La loi de finances pour 2019 a consacré un nouveau dispositif d’abus de droit visant à écarter les opérations et actes à motif principalement fiscal.

Remarque :

Jusqu’à présent, l’administration disposait de deux moyens pour engager une procédure sur le terrain de l’abus de droit :

  • La fictivité de l’opération ;
  • La fraude à la loi, lorsque le motif de l’opération est exclusivement fiscal.
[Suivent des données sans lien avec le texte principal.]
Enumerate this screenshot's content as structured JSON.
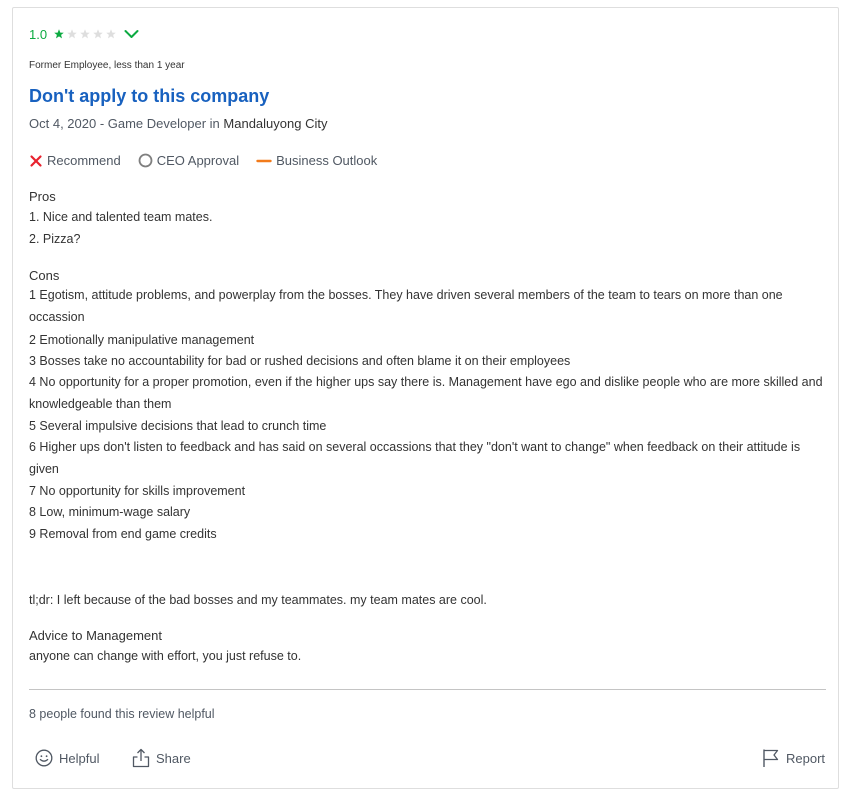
{
  "review": {
    "rating_value": "1.0",
    "rating_stars_filled": 1,
    "rating_stars_total": 5,
    "employee_status": "Former Employee, less than 1 year",
    "title": "Don't apply to this company",
    "date_role": "Oct 4, 2020 - Game Developer",
    "in_word": "in",
    "location": "Mandaluyong City",
    "indicators": {
      "recommend": "Recommend",
      "ceo_approval": "CEO Approval",
      "business_outlook": "Business Outlook"
    },
    "pros_heading": "Pros",
    "pros": [
      "1. Nice and talented team mates.",
      "2. Pizza?"
    ],
    "cons_heading": "Cons",
    "cons": [
      "1 Egotism, attitude problems, and powerplay from the bosses. They have driven several members of the team to tears on more than one occassion",
      "2 Emotionally manipulative management",
      "3 Bosses take no accountability for bad or rushed decisions and often blame it on their employees",
      "4 No opportunity for a proper promotion, even if the higher ups say there is. Management have ego and dislike people who are more skilled and knowledgeable than them",
      "5 Several impulsive decisions that lead to crunch time",
      "6 Higher ups don't listen to feedback and has said on several occassions that they \"don't want to change\" when feedback on their attitude is given",
      "7 No opportunity for skills improvement",
      "8 Low, minimum-wage salary",
      "9 Removal from end game credits"
    ],
    "tldr": "tl;dr: I left because of the bad bosses and my teammates. my team mates are cool.",
    "advice_heading": "Advice to Management",
    "advice": "anyone can change with effort, you just refuse to.",
    "helpful_count": "8 people found this review helpful",
    "actions": {
      "helpful": "Helpful",
      "share": "Share",
      "report": "Report"
    }
  },
  "colors": {
    "rating_green": "#0caa41",
    "title_blue": "#1861bf",
    "recommend_red": "#e8222e",
    "outlook_orange": "#f27b1b",
    "star_empty": "#dedede"
  }
}
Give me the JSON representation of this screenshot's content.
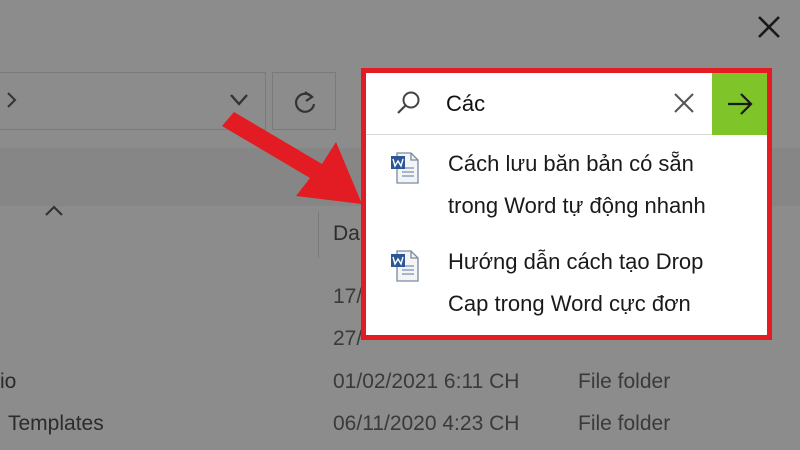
{
  "explorer": {
    "address_chevron_icon": "chevron-right-icon",
    "address_dropdown_icon": "chevron-down-icon",
    "refresh_icon": "refresh-icon",
    "close_icon": "close-icon",
    "sort_icon": "chevron-up-icon",
    "date_column_header": "Da",
    "rows": [
      {
        "name": "",
        "date": "17/",
        "type": ""
      },
      {
        "name": "",
        "date": "27/",
        "type": ""
      },
      {
        "name": "io",
        "date": "01/02/2021 6:11 CH",
        "type": "File folder"
      },
      {
        "name": "Templates",
        "date": "06/11/2020 4:23 CH",
        "type": "File folder"
      }
    ]
  },
  "search": {
    "query": "Các",
    "search_icon": "search-icon",
    "clear_icon": "close-icon",
    "go_icon": "arrow-right-icon",
    "suggestions": [
      {
        "icon": "word-document-icon",
        "line1": "Cách lưu băn bản có sẵn",
        "line2": "trong Word tự động nhanh"
      },
      {
        "icon": "word-document-icon",
        "line1": "Hướng dẫn cách tạo Drop",
        "line2": "Cap trong Word cực đơn"
      }
    ]
  },
  "colors": {
    "highlight_border": "#e31b23",
    "go_button": "#7fc52a",
    "dim_background": "#8c8c8c"
  }
}
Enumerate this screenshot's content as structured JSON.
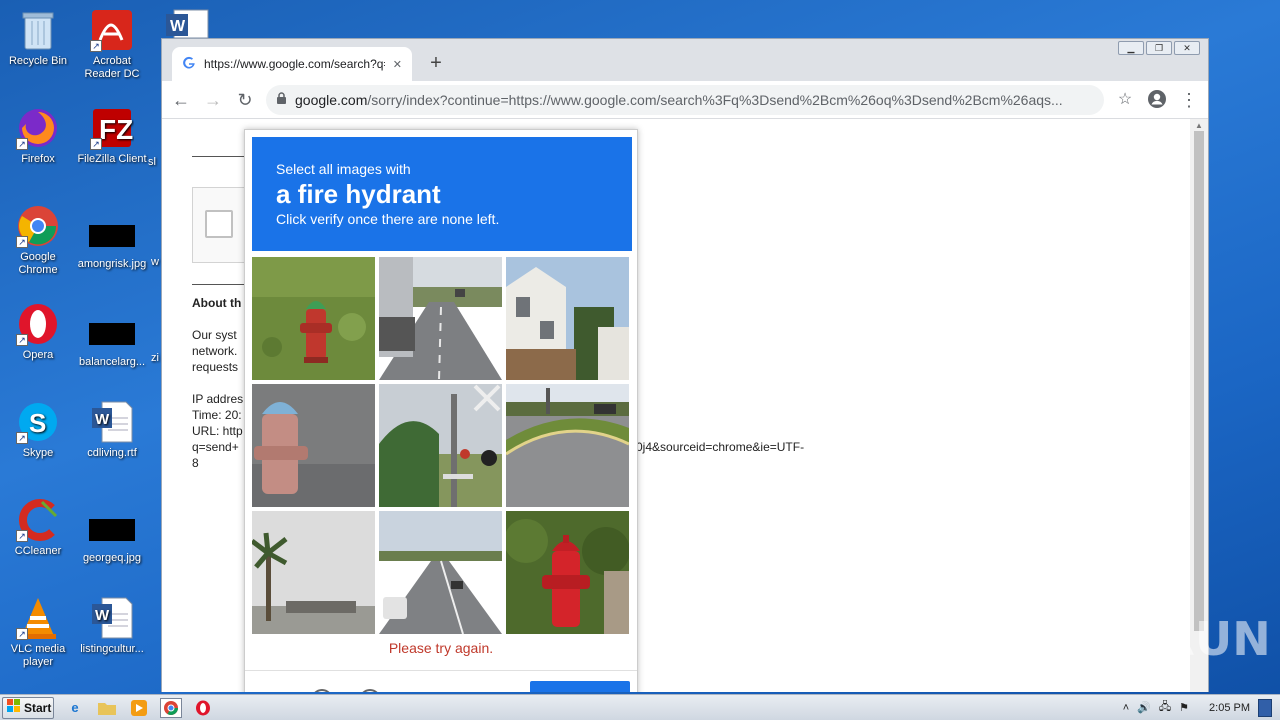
{
  "desktop": {
    "icons": [
      {
        "label": "Recycle Bin",
        "icon": "recycle-bin-icon"
      },
      {
        "label": "Acrobat Reader DC",
        "icon": "acrobat-icon"
      },
      {
        "label": "Firefox",
        "icon": "firefox-icon"
      },
      {
        "label": "FileZilla Client",
        "icon": "filezilla-icon"
      },
      {
        "label": "Google Chrome",
        "icon": "chrome-icon"
      },
      {
        "label": "amongrisk.jpg",
        "icon": "image-file-icon"
      },
      {
        "label": "Opera",
        "icon": "opera-icon"
      },
      {
        "label": "balancelarg...",
        "icon": "image-file-icon"
      },
      {
        "label": "Skype",
        "icon": "skype-icon"
      },
      {
        "label": "cdliving.rtf",
        "icon": "word-doc-icon"
      },
      {
        "label": "CCleaner",
        "icon": "ccleaner-icon"
      },
      {
        "label": "georgeq.jpg",
        "icon": "image-file-icon"
      },
      {
        "label": "VLC media player",
        "icon": "vlc-icon"
      },
      {
        "label": "listingcultur...",
        "icon": "word-doc-icon"
      }
    ],
    "partial_labels": [
      "sl",
      "w",
      "zi"
    ]
  },
  "browser": {
    "tab_title": "https://www.google.com/search?q=",
    "tab_close": "✕",
    "new_tab": "+",
    "url_host": "google.com",
    "url_rest": "/sorry/index?continue=https://www.google.com/search%3Fq%3Dsend%2Bcm%26oq%3Dsend%2Bcm%26aqs..."
  },
  "page": {
    "about_heading": "About th",
    "body_lines": [
      "Our syst",
      "network.",
      "requests"
    ],
    "info_lines": [
      "IP addres",
      "Time: 20:",
      "URL: http",
      "q=send+",
      "8"
    ],
    "url_tail": "0j4&sourceid=chrome&ie=UTF-"
  },
  "captcha": {
    "instruction_line1": "Select all images with",
    "target": "a fire hydrant",
    "instruction_line3": "Click verify once there are none left.",
    "error": "Please try again.",
    "tiles": [
      "hydrant-on-grass",
      "highway-truck",
      "white-house",
      "hydrant-closeup",
      "railroad-crossing",
      "parking-lot-curb",
      "palm-tree",
      "highway-cars",
      "red-hydrant-bush"
    ]
  },
  "watermark": "ANY RUN",
  "taskbar": {
    "start_label": "Start",
    "clock": "2:05 PM"
  }
}
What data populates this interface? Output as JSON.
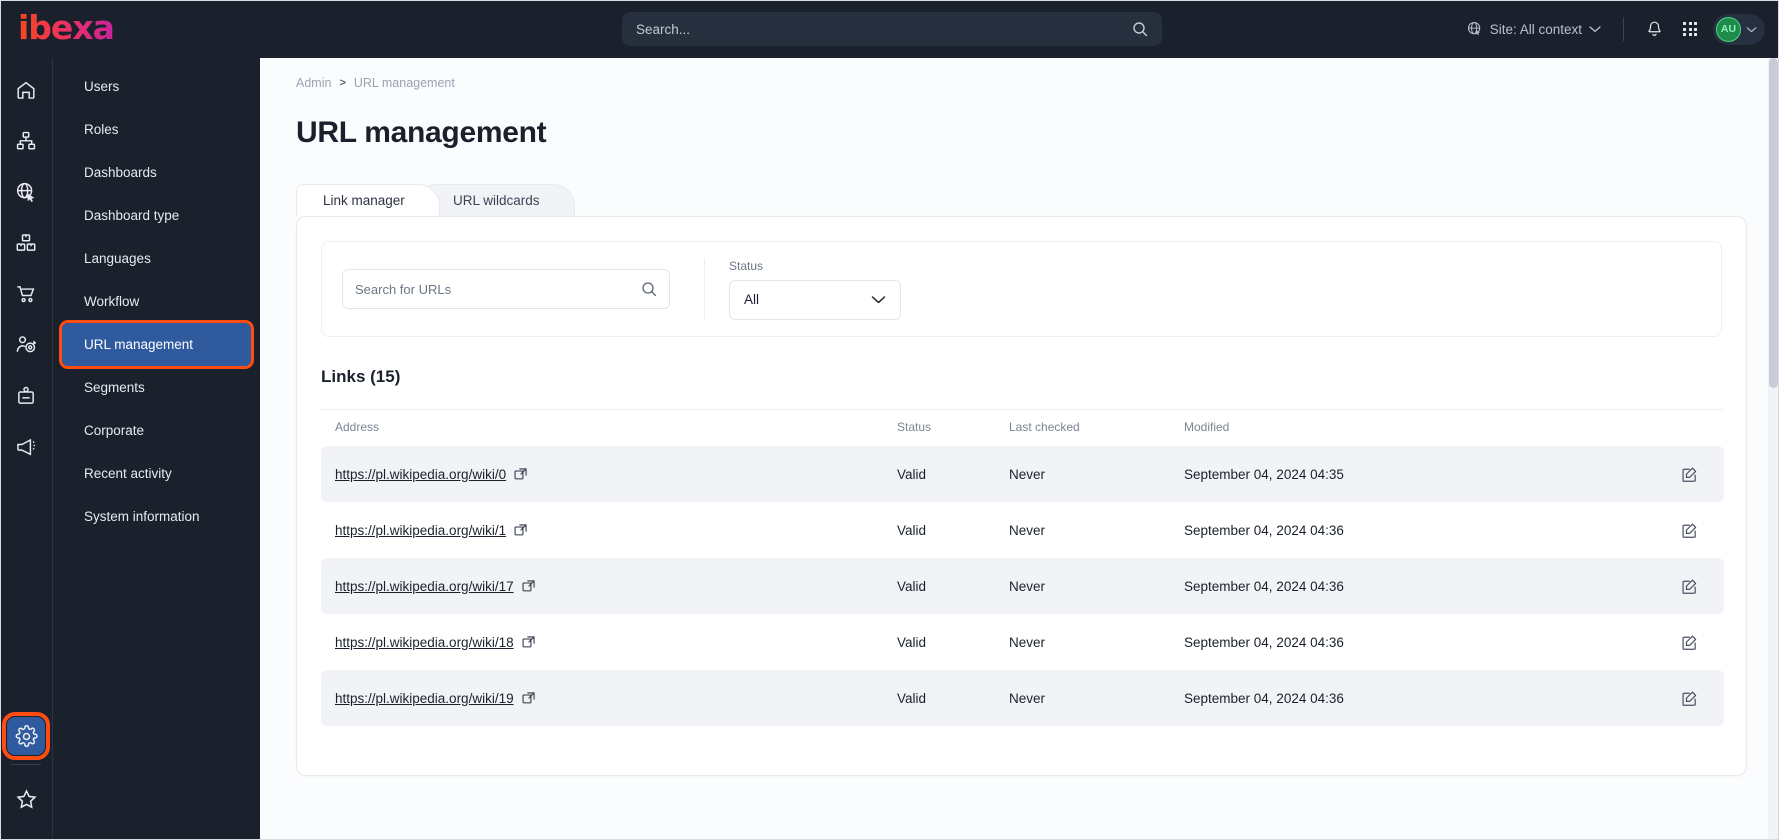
{
  "brand": {
    "logo_text": "ibexa",
    "logo_gradient_from": "#f7471e",
    "logo_gradient_to": "#c8259a"
  },
  "topbar": {
    "search_placeholder": "Search...",
    "site_context_label": "Site: All context",
    "avatar_initials": "AU",
    "avatar_color": "#4fd787"
  },
  "rail": {
    "items": [
      {
        "icon": "home-icon"
      },
      {
        "icon": "sitemap-icon"
      },
      {
        "icon": "globe-cursor-icon"
      },
      {
        "icon": "products-boxes-icon"
      },
      {
        "icon": "shopping-cart-icon"
      },
      {
        "icon": "customer-target-icon"
      },
      {
        "icon": "id-badge-icon"
      },
      {
        "icon": "megaphone-icon"
      }
    ],
    "bottom_items": [
      {
        "icon": "gear-icon",
        "active": true,
        "highlighted": true
      },
      {
        "icon": "star-icon",
        "active": false,
        "highlighted": false
      }
    ]
  },
  "sidebar": {
    "items": [
      {
        "label": "Users",
        "active": false
      },
      {
        "label": "Roles",
        "active": false
      },
      {
        "label": "Dashboards",
        "active": false
      },
      {
        "label": "Dashboard type",
        "active": false
      },
      {
        "label": "Languages",
        "active": false
      },
      {
        "label": "Workflow",
        "active": false
      },
      {
        "label": "URL management",
        "active": true
      },
      {
        "label": "Segments",
        "active": false
      },
      {
        "label": "Corporate",
        "active": false
      },
      {
        "label": "Recent activity",
        "active": false
      },
      {
        "label": "System information",
        "active": false
      }
    ]
  },
  "breadcrumb": {
    "root": "Admin",
    "separator": ">",
    "current": "URL management"
  },
  "page": {
    "title": "URL management"
  },
  "tabs": [
    {
      "label": "Link manager",
      "active": true
    },
    {
      "label": "URL wildcards",
      "active": false
    }
  ],
  "filters": {
    "search_placeholder": "Search for URLs",
    "status_label": "Status",
    "status_value": "All",
    "status_options": [
      "All"
    ]
  },
  "links_section": {
    "heading": "Links (15)",
    "columns": [
      "Address",
      "Status",
      "Last checked",
      "Modified"
    ],
    "rows": [
      {
        "address": "https://pl.wikipedia.org/wiki/0",
        "status": "Valid",
        "last_checked": "Never",
        "modified": "September 04, 2024 04:35"
      },
      {
        "address": "https://pl.wikipedia.org/wiki/1",
        "status": "Valid",
        "last_checked": "Never",
        "modified": "September 04, 2024 04:36"
      },
      {
        "address": "https://pl.wikipedia.org/wiki/17",
        "status": "Valid",
        "last_checked": "Never",
        "modified": "September 04, 2024 04:36"
      },
      {
        "address": "https://pl.wikipedia.org/wiki/18",
        "status": "Valid",
        "last_checked": "Never",
        "modified": "September 04, 2024 04:36"
      },
      {
        "address": "https://pl.wikipedia.org/wiki/19",
        "status": "Valid",
        "last_checked": "Never",
        "modified": "September 04, 2024 04:36"
      }
    ]
  },
  "annotation": {
    "color": "#ff4d11"
  }
}
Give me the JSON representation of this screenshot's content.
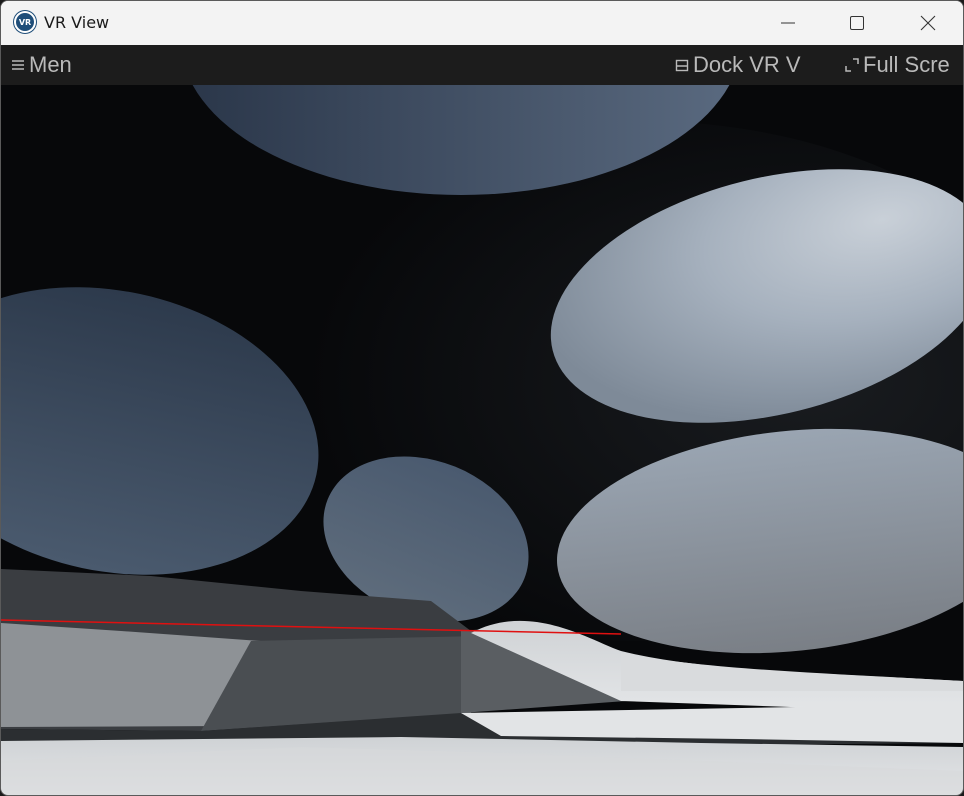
{
  "window": {
    "title": "VR View",
    "app_icon_text": "VR",
    "app_icon": "vr-app-icon",
    "controls": {
      "minimize_icon": "minimize-icon",
      "maximize_icon": "maximize-icon",
      "close_icon": "close-icon"
    }
  },
  "toolbar": {
    "menu_label": "Men",
    "menu_icon": "hamburger-icon",
    "dock_label": "Dock VR V",
    "dock_icon": "dock-icon",
    "fullscreen_label": "Full Scre",
    "fullscreen_icon": "fullscreen-icon"
  },
  "colors": {
    "toolbar_bg": "#1c1c1c",
    "toolbar_text": "#b9b9b9",
    "laser": "#e01010",
    "titlebar_bg": "#f3f3f3"
  }
}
A l’avenir, elle pourra mettre en œuvre une procédure d’abus de droit lorsque les opérations présenteront un motif principalement fiscal.


Mise en place :

Ces dispositions s’appliquent aux opérations réalisées à compter du 1er janvier 2020 (pour les rectifications notifiées à compter du 1er janvier 2021) et pour l’ensemble des impôts.
L’abus de droit à but principalement fiscal n’entraîne pas, automatiquement, les majorations spécifiques de 80 %, ou de 40 % lorsque le contribuable n’est pas à l’initiative de l’acte.

 


Une mesure complexe :

La problématique essentielle soulevée par ce nouveau dispositif réside dans la difficulté pratique d’apprécier le caractère "principalement fiscal " d’un objectif en l’absence de définition précise de ce dernier.  


Commentaires

Cette loi, qui crée un nouveau cas d’abus de droit, commence à susciter beaucoup de commentaires inquiets, pourrait conduire à réputer abusifs les actes (tels qu’un bail, une vente, une donation, un emprunt, une création de société, etc.) qui « ont pour motif principal d’éluder ou d’atténuer les charges fiscales que l’intéressé, si ces actes n’avaient pas été passés ou réalisés, aurait normalement supportées ».

Le Conseil Constitutionnel avait, le 29 décembre 2013, censuré une disposition très similaire au motif qu’elle était trop imprécise et d’application imprévisible, mais cette fois la loi n’a pas été soumise au contrôle du conseil Constitutionnel.